Diplomats critical of Syria are using terms such as 'crimes against humanity' and 'war criminal.' But the Homs assault suggests Assad sees defeating the rebels as more vital for his survival.
Bashar al-Assad’s pull-out-the-stops assault on civilians holed up in the city of Homs Thursday offers an answer to questions about how much the Syrian leader fears international threats to charge him with crimes against humanity: apparently not much.
“Bashar knows that if he loses this struggle, he’s dead, so some threats of possible international charges at some point in the future aren’t his first concern right now,” says Joshua Landis, a Syria expert at the University of Oklahoma in Norman.

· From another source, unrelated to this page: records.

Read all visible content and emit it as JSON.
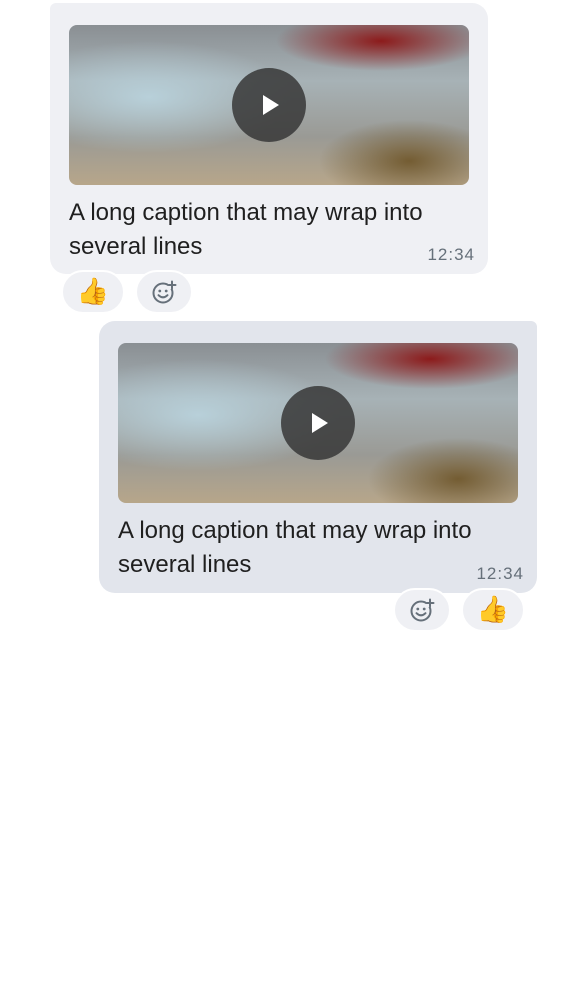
{
  "messages": [
    {
      "direction": "incoming",
      "caption": "A long caption that may wrap into several lines",
      "time": "12:34",
      "media": "video",
      "reactions": [
        {
          "type": "emoji",
          "emoji": "👍",
          "icon": "thumbs-up-icon"
        },
        {
          "type": "add",
          "icon": "add-reaction-icon"
        }
      ]
    },
    {
      "direction": "outgoing",
      "caption": "A long caption that may wrap into several lines",
      "time": "12:34",
      "media": "video",
      "reactions": [
        {
          "type": "add",
          "icon": "add-reaction-icon"
        },
        {
          "type": "emoji",
          "emoji": "👍",
          "icon": "thumbs-up-icon"
        }
      ]
    }
  ],
  "colors": {
    "incoming_bubble": "#eff0f4",
    "outgoing_bubble": "#e2e5ec",
    "timestamp": "#66707a",
    "text": "#1f1f1f"
  }
}
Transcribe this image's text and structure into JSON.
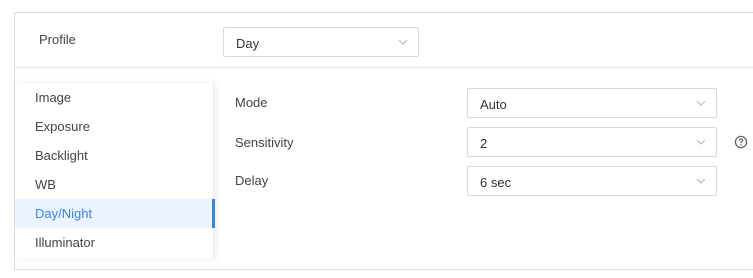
{
  "profile": {
    "label": "Profile",
    "value": "Day"
  },
  "menu": {
    "items": [
      {
        "label": "Image"
      },
      {
        "label": "Exposure"
      },
      {
        "label": "Backlight"
      },
      {
        "label": "WB"
      },
      {
        "label": "Day/Night",
        "active": true
      },
      {
        "label": "Illuminator"
      }
    ]
  },
  "settings": {
    "mode": {
      "label": "Mode",
      "value": "Auto"
    },
    "sensitivity": {
      "label": "Sensitivity",
      "value": "2"
    },
    "delay": {
      "label": "Delay",
      "value": "6 sec"
    }
  },
  "colors": {
    "accent": "#3a86d8",
    "active_bg": "#eaf3ff",
    "border": "#d9d9d9"
  },
  "icons": [
    "chevron-down-icon",
    "help-icon"
  ]
}
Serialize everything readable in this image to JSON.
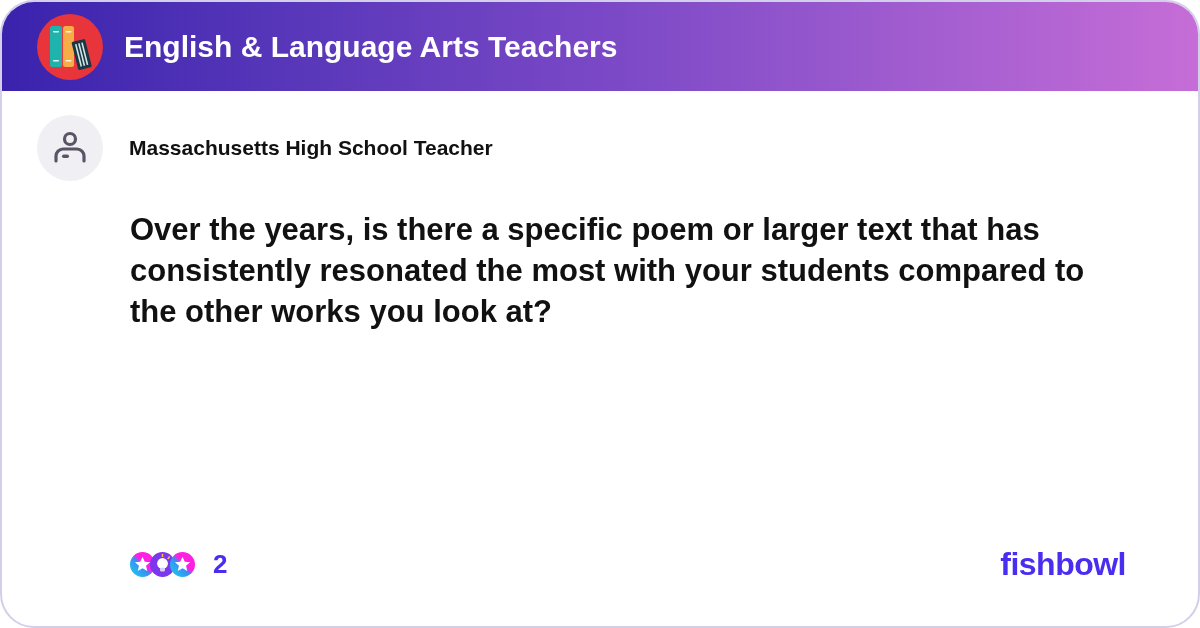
{
  "header": {
    "title": "English & Language Arts Teachers"
  },
  "post": {
    "author": "Massachusetts High School Teacher",
    "question": "Over the years, is there a specific poem or larger text that has consistently resonated the most with your students compared to the other works you look at?"
  },
  "footer": {
    "reaction_count": "2",
    "brand": "fishbowl"
  }
}
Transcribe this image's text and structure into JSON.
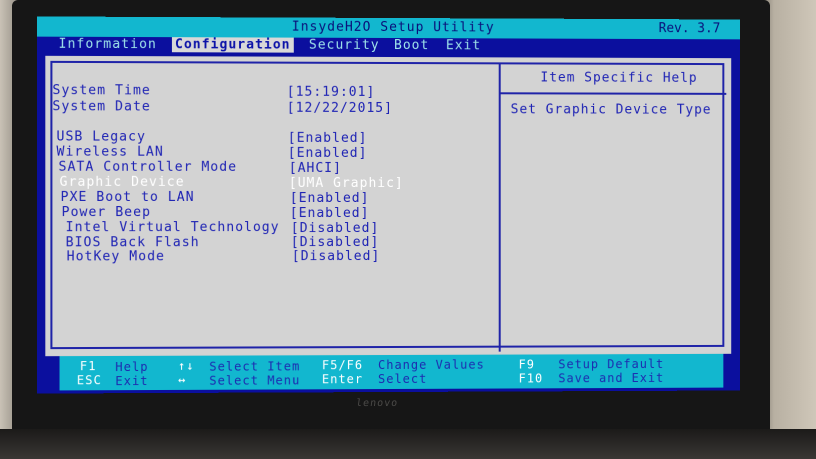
{
  "title": "InsydeH2O Setup Utility",
  "revision": "Rev. 3.7",
  "menu": [
    {
      "label": "Information"
    },
    {
      "label": "Configuration"
    },
    {
      "label": "Security"
    },
    {
      "label": "Boot"
    },
    {
      "label": "Exit"
    }
  ],
  "items": [
    {
      "label": "System Time",
      "value": "[15:19:01]"
    },
    {
      "label": "System Date",
      "value": "[12/22/2015]"
    },
    {
      "label": "USB Legacy",
      "value": "[Enabled]"
    },
    {
      "label": "Wireless LAN",
      "value": "[Enabled]"
    },
    {
      "label": "SATA Controller Mode",
      "value": "[AHCI]"
    },
    {
      "label": "Graphic Device",
      "value": "[UMA Graphic]"
    },
    {
      "label": "PXE Boot to LAN",
      "value": "[Enabled]"
    },
    {
      "label": "Power Beep",
      "value": "[Enabled]"
    },
    {
      "label": "Intel Virtual Technology",
      "value": "[Disabled]"
    },
    {
      "label": "BIOS Back Flash",
      "value": "[Disabled]"
    },
    {
      "label": "HotKey Mode",
      "value": "[Disabled]"
    }
  ],
  "help": {
    "title": "Item Specific Help",
    "text": "Set Graphic Device Type"
  },
  "footer": [
    {
      "key": "F1",
      "desc": "Help"
    },
    {
      "key": "ESC",
      "desc": "Exit"
    },
    {
      "key": "↑↓",
      "desc": "Select Item"
    },
    {
      "key": "↔",
      "desc": "Select Menu"
    },
    {
      "key": "F5/F6",
      "desc": "Change Values"
    },
    {
      "key": "Enter",
      "desc": "Select"
    },
    {
      "key": "F9",
      "desc": "Setup Default"
    },
    {
      "key": "F10",
      "desc": "Save and Exit"
    }
  ],
  "bezel_brand": "lenovo",
  "colors": {
    "screen_bg": "#0b0f9e",
    "title_bar": "#12b7cf",
    "panel_bg": "#d3d3d3",
    "item_text": "#1d22b4",
    "selected_text": "#ffffff"
  }
}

Thursday’s fight, with reports of the Syrian regime sending in tanks and rooftop snipers to finish off the rebel stronghold in the Baba Amr neighborhood, comes within days of high-profile international condemnations of Assad.
Last week the United Nations Human Rights Council suggested Assad is reaching a point of no return from war crimes charges, and on Tuesday Secretary of State Hillary Rodham Clinton said Assad fits the definition of a war criminal.
Yet even as the assault intensified on a neighborhood that rebels claimed was abandoned by all but 4,000 desperate civilians, Assad could proceed with the assurance of protection from high places: the lopsided Human Rights Council vote condemning Syria last week was 37-3, with Russia, China, and Cuba opposed.